I'm writing a web scraping application in Typescript with Puppeteer. I'm "attaching" a Javascript file with utility functions to the page instance, to make the scraping easier (This is done with Pupeteer's page.addScriptTag
function, see the API here). Here's what one of the utility functions on the page might look like:
// functions.ts
export const getLink = (node: Element) => {
let link = node.querySelector("a");
return link ? link.href : null;
};
Then you can use the functions inside page.evaluate
:
// process.ts
import { getLink } from "../functions";
interface LinkArgs {
page: puppeteer.Page;
selector: selector;
}
export const getLinkFromPage = async ({ page, selector }): LinkArgs) =>
page.evaluate((selector) => {
const link = getLink(selector); // I'm using the function here.
return link;
}, selectors);
The problem is that when I'm doing this, the imports are failing during development. I believe this is because the import
and export
compiled syntax is not working inside of chrome. Here's the error from my browser:
Could not get links. Error: Evaluation failed: ReferenceError: src_1 is not defined
at __puppeteer_evaluation_script__:2:20
at ExecutionContext._evaluateInternal (/Users/harrisoncramer/Desktop/Code/projects/gql3.0_schedulers/node_modules/puppeteer/lib/cjs/puppeteer/common/ExecutionContext.js:217
:19)
at processTicksAndRejections (internal/process/task_queues.js:97:5)

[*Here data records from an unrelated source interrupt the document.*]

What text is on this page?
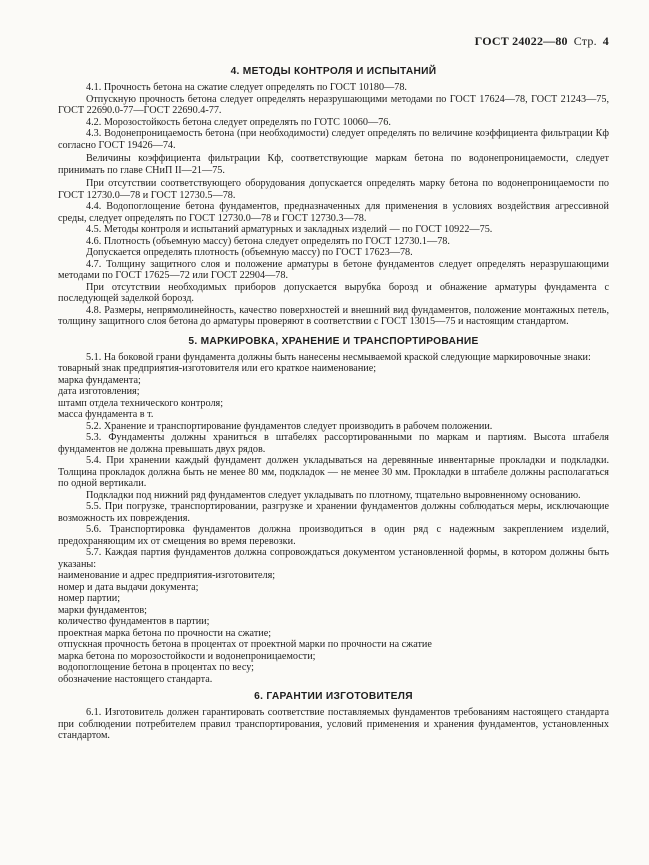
ГОСТ 24022—80 Стр. 4
4. МЕТОДЫ КОНТРОЛЯ И ИСПЫТАНИЙ

4.1. Прочность бетона на сжатие следует определять по ГОСТ 10180—78.

Отпускную прочность бетона следует определять неразрушающими методами по ГОСТ 17624—78, ГОСТ 21243—75, ГОСТ 22690.0-77—ГОСТ 22690.4-77.

4.2. Морозостойкость бетона следует определять по ГОТС 10060—76.

4.3. Водонепроницаемость бетона (при необходимости) следует определять по величине коэффициента фильтрации Кф согласно ГОСТ 19426—74.

Величины коэффициента фильтрации Кф, соответствующие маркам бетона по водонепроницаемости, следует принимать по главе СНиП II—21—75.

При отсутствии соответствующего оборудования допускается определять марку бетона по водонепроницаемости по ГОСТ 12730.0—78 и ГОСТ 12730.5—78.

4.4. Водопоглощение бетона фундаментов, предназначенных для применения в условиях воздействия агрессивной среды, следует определять по ГОСТ 12730.0—78 и ГОСТ 12730.3—78.

4.5. Методы контроля и испытаний арматурных и закладных изделий — по ГОСТ 10922—75.

4.6. Плотность (объемную массу) бетона следует определять по ГОСТ 12730.1—78.

Допускается определять плотность (объемную массу) по ГОСТ 17623—78.

4.7. Толщину защитного слоя и положение арматуры в бетоне фундаментов следует определять неразрушающими методами по ГОСТ 17625—72 или ГОСТ 22904—78.

При отсутствии необходимых приборов допускается вырубка борозд и обнажение арматуры фундамента с последующей заделкой борозд.

4.8. Размеры, непрямолинейность, качество поверхностей и внешний вид фундаментов, положение монтажных петель, толщину защитного слоя бетона до арматуры проверяют в соответствии с ГОСТ 13015—75 и настоящим стандартом.

5. МАРКИРОВКА, ХРАНЕНИЕ И ТРАНСПОРТИРОВАНИЕ

5.1. На боковой грани фундамента должны быть нанесены несмываемой краской следующие маркировочные знаки:

товарный знак предприятия-изготовителя или его краткое наименование;

марка фундамента;

дата изготовления;

штамп отдела технического контроля;

масса фундамента в т.

5.2. Хранение и транспортирование фундаментов следует производить в рабочем положении.

5.3. Фундаменты должны храниться в штабелях рассортированными по маркам и партиям. Высота штабеля фундаментов не должна превышать двух рядов.

5.4. При хранении каждый фундамент должен укладываться на деревянные инвентарные прокладки и подкладки. Толщина прокладок должна быть не менее 80 мм, подкладок — не менее 30 мм. Прокладки в штабеле должны располагаться по одной вертикали.

Подкладки под нижний ряд фундаментов следует укладывать по плотному, тщательно выровненному основанию.

5.5. При погрузке, транспортировании, разгрузке и хранении фундаментов должны соблюдаться меры, исключающие возможность их повреждения.

5.6. Транспортировка фундаментов должна производиться в один ряд с надежным закреплением изделий, предохраняющим их от смещения во время перевозки.

5.7. Каждая партия фундаментов должна сопровождаться документом установленной формы, в котором должны быть указаны:

наименование и адрес предприятия-изготовителя;

номер и дата выдачи документа;

номер партии;

марки фундаментов;

количество фундаментов в партии;

проектная марка бетона по прочности на сжатие;

отпускная прочность бетона в процентах от проектной марки по прочности на сжатие

марка бетона по морозостойкости и водонепроницаемости;

водопоглощение бетона в процентах по весу;

обозначение настоящего стандарта.

6. ГАРАНТИИ ИЗГОТОВИТЕЛЯ

6.1. Изготовитель должен гарантировать соответствие поставляемых фундаментов требованиям настоящего стандарта при соблюдении потребителем правил транспортирования, условий применения и хранения фундаментов, установленных стандартом.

at async ExecutionContext.evaluate (/Users/harrisoncramer/Desktop/Code/projects/gql3.0_schedulers/node_modules/puppeteer/lib/cjs/puppeteer/common/ExecutionContext.js:106:16
)
Evaluation failed: ReferenceError: src_1 is not defined
at __puppeteer_evaluation_script__:2:20
I've got a hacky workaround: I'm punching the functions.ts
file into a compiler, and then removing all of the export
keywords from the functions.js
file. Then, I'm removing all of the import
statements from inside the process.ts
file, like this:
// functions.js
const getLink = (node) => {
let link = node.querySelector("a");
return link ? link.href : null;
};
// process.js
// Turning off this import...
// import { getLink } from "../functions";
interface LinkArgs {
page: puppeteer.Page;
selector: selector;
}
export const getLinkFromPage = async ({ page, selector }): LinkArgs) =>
page.evaluate((selector) => {
const link = getLink(selector); // I'm using the function here.
return link;
}, selectors);
This, however, breaks the type checking during development! What's the better way of solving this problem?! How can one import compiled Javascript functions onto the page without breaking the Typescript type-checking?
Anything inside of page.evaluate
is essentially run inside of Chrome's DevTools console, or in the same context you'd be in if you were to do so. So imports won't work in this context, at least not how you're attempting it. You have to explicitly pass the function into the context like this:
const getLink = (node) => {
let link = node.querySelector("a");
return link ? link.href : null;
};
// process.js
// Turning off this import...
// import { getLink } from "../functions";
interface LinkArgs {
page: puppeteer.Page;
selector: selector;
}
export const getLinkFromPage = async ({ page, selector }): LinkArgs) =>
page.evaluate((selector, getLink) => {
const link = getLink(selector); // I'm using the function here.
return link;
}, selectors, getLink);